Could someone be deliberately trying to induce abuse complaints on Tor network participants to take down parts of the network (or disincetivize running internal nodes, which are key for the network’s health)?

Easy enough to check. I run more relay nodes, so let’s just tcpdump there too. One at home on my residential IP connection, one on a Linode VPS in Japan:

04:19:14.705034 IP 198.30.233.69.22 > 172.105.199.155.39998: Flags [R.], seq 0, ack 171173954, win 0, length 0
04:20:15.135733 IP 124.198.33.196.22 > 172.105.199.155.23506: Flags [R.], seq 0, ack 1985822135, win 0, length 0
04:21:30.222739 IP 223.29.149.158.22 > 172.105.199.155.27507: Flags [R.], seq 0, ack 3614869158, win 0, length 0

04:12:39.470366 IP 121.150.242.252.22 > 77.109.152.87.57627: Flags [R.], seq 0, ack 2452733863, win 0, length 0
04:13:05.549920 IP 46.188.201.102.22 > 77.109.152.87.9999: Flags [R.], seq 0, ack 3253922544, win 0, length 0
04:14:33.027326 IP 1.1.195.62.22 > 77.109.152.87.52448: Flags [R.], seq 0, ack 351972505, win 0, length 0

Annnnnd yep, my two other relays running in completely different countries and with completely different ISPs are seeing the same spoofed TCP SYN pattern.

This is when I sent an email to the tor-relays mailing list, where… it turns out someone had noticed and diagnosed the same thing a few days before. This spoofing “attack” actually started on other types of nodes before migrating to relays, and those other nodes were hit with a much larger volume of spoofed connections, leading to them actually getting temporarily taken down in some cases! Proving the attack does in fact work…

You could be the target too!

To recap what’s (probably) going on:

  1. A malicious attacker has access to a network without BCP38 filtering.
  2. They send TCP connection requests to port 22 on many random internet machines - possibly deliberately selecting known honeypots or networks known to send automated abuse complaints.
  3. Those TCP connection requests use a spoofed source IP address, making the destination machines think the spoofed source sent that connection. They become the target of the automated abuse complaints.
  4. With a large enough volume, the spoofed IP quickly becomes widely blacklisted from many internet entities following blocklists, and the hosting provider might take action due to many abuse reports and shut down the server for being compromised / malicious.

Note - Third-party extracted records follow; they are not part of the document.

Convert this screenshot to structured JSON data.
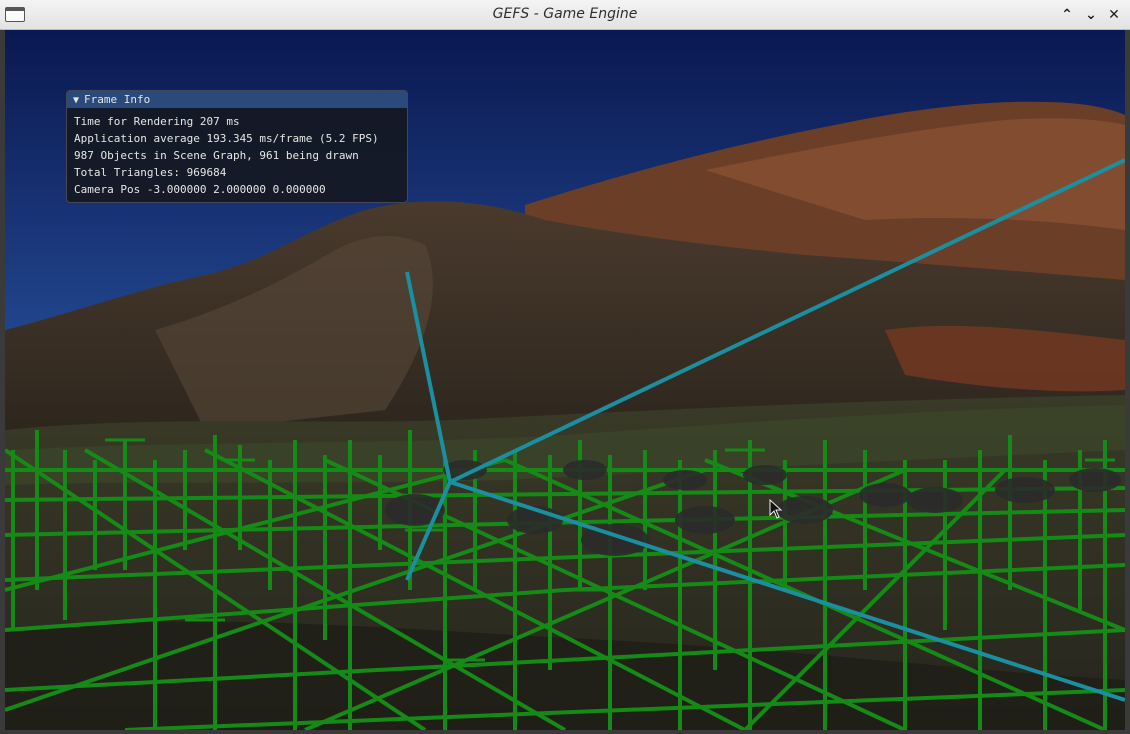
{
  "window": {
    "title": "GEFS - Game Engine",
    "controls": {
      "minimize_icon": "chevron-up-icon",
      "restore_icon": "chevron-down-icon",
      "close_icon": "close-icon",
      "minimize_glyph": "⌃",
      "restore_glyph": "⌄",
      "close_glyph": "✕"
    }
  },
  "frame_info": {
    "title": "Frame Info",
    "collapse_glyph": "▼",
    "lines": [
      "Time for Rendering 207 ms",
      "Application average 193.345 ms/frame (5.2 FPS)",
      "987 Objects in Scene Graph, 961 being drawn",
      "Total Triangles: 969684",
      "Camera Pos -3.000000 2.000000 0.000000"
    ]
  },
  "scene": {
    "colors": {
      "sky_top": "#0b1a52",
      "sky_bottom": "#3f6fb6",
      "mountain": "#3b2f25",
      "rust": "#8a4a2a",
      "ground": "#2a2a20",
      "grid": "#1a8a1a",
      "axis": "#1e8a9a"
    }
  }
}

There is nothing at all in this attack that’s specific to Tor! I’m actually surprised this is the first time I hear of this, because while ingenious, nothing in there seems particularly difficult to do for a single motivated attacker. You, too, can probably make your friend’s hosting provider (with their consent, of course) shut down their server and cancel their hosting contract by getting them flooded with well-meaning but confused abuse complaints.

Conclusion

The internet was broken 25 years ago and is still broken 25 years later. Spoofed source IP addresses should not still be a problem in 2024, but the larger internet community seems completely unwilling to enforce any kind of rules or baseline security that would make the internet safer for everyone. This is not just BCP38 - RPKI is a similar disaster in terms of deployment, and has only started ramping up because it impacts large internet companies who started enforcing requirements on their direct peers.

It’s not clear to me what the next steps are in regards to this attack. It’s clearly already in the wild. I don’t know if it was already known and documented. But it still seems to be working, it’s hard to track (I don’t know of any way one could figure out the real source of a spoofed IP packet - there is no “after the fact” traceroute, and even if there was, it would have to be done by some upstream provider to get useful info).

However, if you now get such an abuse complaint, you might now have a better idea what to look for and what to reply to your hosting provider to try and convince them you are in fact a victim and not a perpetrator! Who knows, they might even care to listen.

This article was written in a rush a few hours before getting on a plane. Sorry for the lack of proof-reading and potential typos!